Com 220 participantes e 26 projetos práticos concluídos em cinco municípios capixabas, o Projeto Lideranças Jovens consolida ações que vão do manejo de manguezais ao uso de biogás.
Por Redação
As comunidades afetadas ao longo da Bacia do Rio Doce no Espírito Santo ganharam uma nova força motriz de transformação. O Projeto Lideranças Jovens concluiu sua etapa no estado deixando um saldo de 220 capacitados e 26 iniciativas socioambientais tiradas do papel nos municípios de Aracruz, Linhares, Colatina, Marilândia e Baixo Guandu.
Financiada pela Samarco com investimento de R$ 2,8 milhões no âmbito do Novo Acordo do Rio Doce, a iniciativa distribuiu recursos entre bolsas de apoio aos estudantes e verbas diretas para a execução de soluções criadas pelos próprios participantes.
Capacitação e diversidade no centro da formação
Ao todo, o processo seletivo recebeu 818 inscritos — dos quais 621 eram jovens capixabas. A seleção priorizou a diversidade étnico-racial, a equidade de gênero e a inclusão de pessoas em situação de vulnerabilidade social registradas no CadÚnico.
Durante a formação, os jovens passaram por 94 horas de capacitação e 84 horas de mentoria especializada. As atividades focaram em cidadania, educação ambiental e diagnóstico territorial para converter dilemas locais em projetos sustentáveis nas áreas de restauração ecológica, gestão de resíduos e inovação energética.
O projeto em números:
- Investimento total: R$ 2,8 milhões (integrante dos mais de R$ 198 milhões destinados a projetos de reparação e reconstrução produtiva na região).
- Alcance: 220 jovens formados em 5 municípios capixabas.
- Iniciativas: 26 projetos socioambientais executados nas comunidades.
- Carga horária: 94h de aulas + 84h de mentorias técnicas.
Do manguezal ao biogás: as soluções que ficaram para os territórios
A aplicação prática dos conceitos estudados deu origem a projetos que já geram impacto direto no dia a dia da população capixaba:
- Operação Manguezal (Aracruz): Focada no ecossistema do Piraquê-Mirim, a ação construiu um viveiro de mudas nativas, promoveu mutirões de plantio e organizou oficinas comunitárias sobre a importância biológica da conservação do mangue.
- Escola Lixo Zero (Linhares): Em Regência, estudantes da rede pública participaram de mutirões de limpeza na orla, oficinas de criação de artefatos e instrumentos com recicláveis, além de vivências imersivas nas bases dos projetos TAMAR e Baleia Jubarte.
- Biodigestor em Ação (Colatina): No IFES Campus Itapina, um biodigestor foi acoplado ao setor de suinocultura para transformar dejetos de animais em biogás.

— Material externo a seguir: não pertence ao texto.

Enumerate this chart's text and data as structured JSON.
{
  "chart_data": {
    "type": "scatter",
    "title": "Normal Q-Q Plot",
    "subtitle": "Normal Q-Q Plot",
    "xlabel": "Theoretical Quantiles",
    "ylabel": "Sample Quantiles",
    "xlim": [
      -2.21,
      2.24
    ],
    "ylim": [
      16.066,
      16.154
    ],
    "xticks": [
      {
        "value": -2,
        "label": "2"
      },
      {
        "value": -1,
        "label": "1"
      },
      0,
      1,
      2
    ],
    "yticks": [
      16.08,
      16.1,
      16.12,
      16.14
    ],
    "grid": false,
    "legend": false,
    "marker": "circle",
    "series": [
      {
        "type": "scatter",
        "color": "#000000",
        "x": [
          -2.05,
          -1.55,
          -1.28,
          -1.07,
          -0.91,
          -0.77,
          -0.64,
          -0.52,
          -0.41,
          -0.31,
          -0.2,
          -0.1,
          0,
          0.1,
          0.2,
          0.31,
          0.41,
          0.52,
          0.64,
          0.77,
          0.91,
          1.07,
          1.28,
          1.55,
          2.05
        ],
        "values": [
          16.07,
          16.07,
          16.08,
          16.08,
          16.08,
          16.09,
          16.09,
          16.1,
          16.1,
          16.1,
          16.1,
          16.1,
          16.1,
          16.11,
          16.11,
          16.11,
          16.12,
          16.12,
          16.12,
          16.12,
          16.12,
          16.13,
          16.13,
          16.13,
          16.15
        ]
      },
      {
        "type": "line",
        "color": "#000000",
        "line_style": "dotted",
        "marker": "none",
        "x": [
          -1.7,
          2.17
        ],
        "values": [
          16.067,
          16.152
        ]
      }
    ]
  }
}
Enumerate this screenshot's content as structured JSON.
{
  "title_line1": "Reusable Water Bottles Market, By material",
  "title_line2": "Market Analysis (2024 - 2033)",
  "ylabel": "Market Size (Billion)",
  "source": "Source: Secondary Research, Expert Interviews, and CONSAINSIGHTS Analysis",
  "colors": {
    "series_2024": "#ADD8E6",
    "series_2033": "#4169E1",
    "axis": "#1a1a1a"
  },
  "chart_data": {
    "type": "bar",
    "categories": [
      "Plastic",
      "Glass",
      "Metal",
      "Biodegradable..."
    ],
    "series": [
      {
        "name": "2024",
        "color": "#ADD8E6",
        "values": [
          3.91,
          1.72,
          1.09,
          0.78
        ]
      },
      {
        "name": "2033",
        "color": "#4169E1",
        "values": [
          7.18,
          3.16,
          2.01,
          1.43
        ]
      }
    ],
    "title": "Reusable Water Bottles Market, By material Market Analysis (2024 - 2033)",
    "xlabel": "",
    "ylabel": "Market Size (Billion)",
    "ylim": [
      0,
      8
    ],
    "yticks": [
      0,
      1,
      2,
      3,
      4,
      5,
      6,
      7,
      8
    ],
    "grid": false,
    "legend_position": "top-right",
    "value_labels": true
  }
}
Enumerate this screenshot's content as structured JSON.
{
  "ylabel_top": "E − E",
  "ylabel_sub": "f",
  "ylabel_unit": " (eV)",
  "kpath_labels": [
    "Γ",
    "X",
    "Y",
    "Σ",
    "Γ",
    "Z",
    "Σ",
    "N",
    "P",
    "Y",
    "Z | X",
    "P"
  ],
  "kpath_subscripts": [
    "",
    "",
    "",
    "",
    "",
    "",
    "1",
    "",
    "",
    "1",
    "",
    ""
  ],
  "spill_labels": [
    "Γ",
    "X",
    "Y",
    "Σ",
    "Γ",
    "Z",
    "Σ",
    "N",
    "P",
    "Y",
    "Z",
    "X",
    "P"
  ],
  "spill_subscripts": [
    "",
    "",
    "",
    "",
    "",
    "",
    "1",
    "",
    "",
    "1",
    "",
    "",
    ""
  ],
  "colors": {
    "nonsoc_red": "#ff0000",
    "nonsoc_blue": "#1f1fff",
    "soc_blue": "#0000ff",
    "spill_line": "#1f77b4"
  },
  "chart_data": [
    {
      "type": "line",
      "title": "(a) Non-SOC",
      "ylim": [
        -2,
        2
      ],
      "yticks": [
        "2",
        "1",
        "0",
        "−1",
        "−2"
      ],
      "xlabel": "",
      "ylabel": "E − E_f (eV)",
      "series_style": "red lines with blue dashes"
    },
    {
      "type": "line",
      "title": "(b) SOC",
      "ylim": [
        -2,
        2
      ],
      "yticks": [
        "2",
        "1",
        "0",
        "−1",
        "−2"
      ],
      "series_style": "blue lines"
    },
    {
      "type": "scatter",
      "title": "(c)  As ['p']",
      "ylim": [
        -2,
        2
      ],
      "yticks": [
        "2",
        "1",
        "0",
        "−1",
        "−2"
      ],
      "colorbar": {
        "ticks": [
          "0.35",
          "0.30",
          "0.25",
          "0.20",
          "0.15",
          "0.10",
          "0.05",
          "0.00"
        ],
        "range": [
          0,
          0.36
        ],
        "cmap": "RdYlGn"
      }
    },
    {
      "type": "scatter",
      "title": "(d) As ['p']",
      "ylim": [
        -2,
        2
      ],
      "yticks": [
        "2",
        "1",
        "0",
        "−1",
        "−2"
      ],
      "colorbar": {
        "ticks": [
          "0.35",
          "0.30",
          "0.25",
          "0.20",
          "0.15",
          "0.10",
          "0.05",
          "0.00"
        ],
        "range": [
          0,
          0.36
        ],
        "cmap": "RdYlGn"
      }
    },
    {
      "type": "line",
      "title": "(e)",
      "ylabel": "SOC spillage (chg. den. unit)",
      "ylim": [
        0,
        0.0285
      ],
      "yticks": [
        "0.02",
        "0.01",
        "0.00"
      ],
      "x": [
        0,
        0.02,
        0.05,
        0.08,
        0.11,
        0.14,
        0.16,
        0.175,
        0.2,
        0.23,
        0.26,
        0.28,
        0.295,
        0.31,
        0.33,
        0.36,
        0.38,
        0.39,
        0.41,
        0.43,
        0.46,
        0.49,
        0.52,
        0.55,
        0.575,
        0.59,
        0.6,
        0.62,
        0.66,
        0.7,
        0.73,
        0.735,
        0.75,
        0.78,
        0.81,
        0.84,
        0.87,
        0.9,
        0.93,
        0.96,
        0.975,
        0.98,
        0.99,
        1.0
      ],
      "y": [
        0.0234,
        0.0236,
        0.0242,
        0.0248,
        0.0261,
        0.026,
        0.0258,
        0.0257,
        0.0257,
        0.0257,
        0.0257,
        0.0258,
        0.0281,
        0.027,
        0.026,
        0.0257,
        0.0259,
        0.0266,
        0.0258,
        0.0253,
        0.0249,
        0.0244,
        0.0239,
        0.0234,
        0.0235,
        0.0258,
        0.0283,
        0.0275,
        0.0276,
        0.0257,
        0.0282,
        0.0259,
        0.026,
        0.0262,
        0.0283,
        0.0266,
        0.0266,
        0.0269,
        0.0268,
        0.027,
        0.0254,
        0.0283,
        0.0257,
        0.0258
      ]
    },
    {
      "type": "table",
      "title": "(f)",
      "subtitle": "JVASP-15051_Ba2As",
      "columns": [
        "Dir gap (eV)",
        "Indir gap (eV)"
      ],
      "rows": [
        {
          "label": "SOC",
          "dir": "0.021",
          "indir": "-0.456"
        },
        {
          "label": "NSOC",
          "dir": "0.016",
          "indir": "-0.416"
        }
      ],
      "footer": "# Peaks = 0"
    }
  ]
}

A estrutura atua como modelo pedagógico de energia limpa e gestão de impactos na agricultura.
Legado de longo prazo
Para a Samarco, a autonomia conferida aos participantes é a grande conquista do programa. “O projeto permitiu que os próprios jovens identificassem desafios de seus territórios e desenvolvessem soluções práticas para questões ambientais, educacionais e produtivas. Os projetos deixam um legado que permanece nas comunidades mesmo após o encerramento do ciclo de formação”, destacou a Gerente-Geral de Reparação e Gestão Integrada da empresa, Fernanda Bartoli.
O fomento ao protagonismo jovem integra as ações contínuas de reparação socioeconômica na Bacia do Rio Doce, visando reestruturar as economias regionais e fortalecer o tecido social dos territórios atingidos.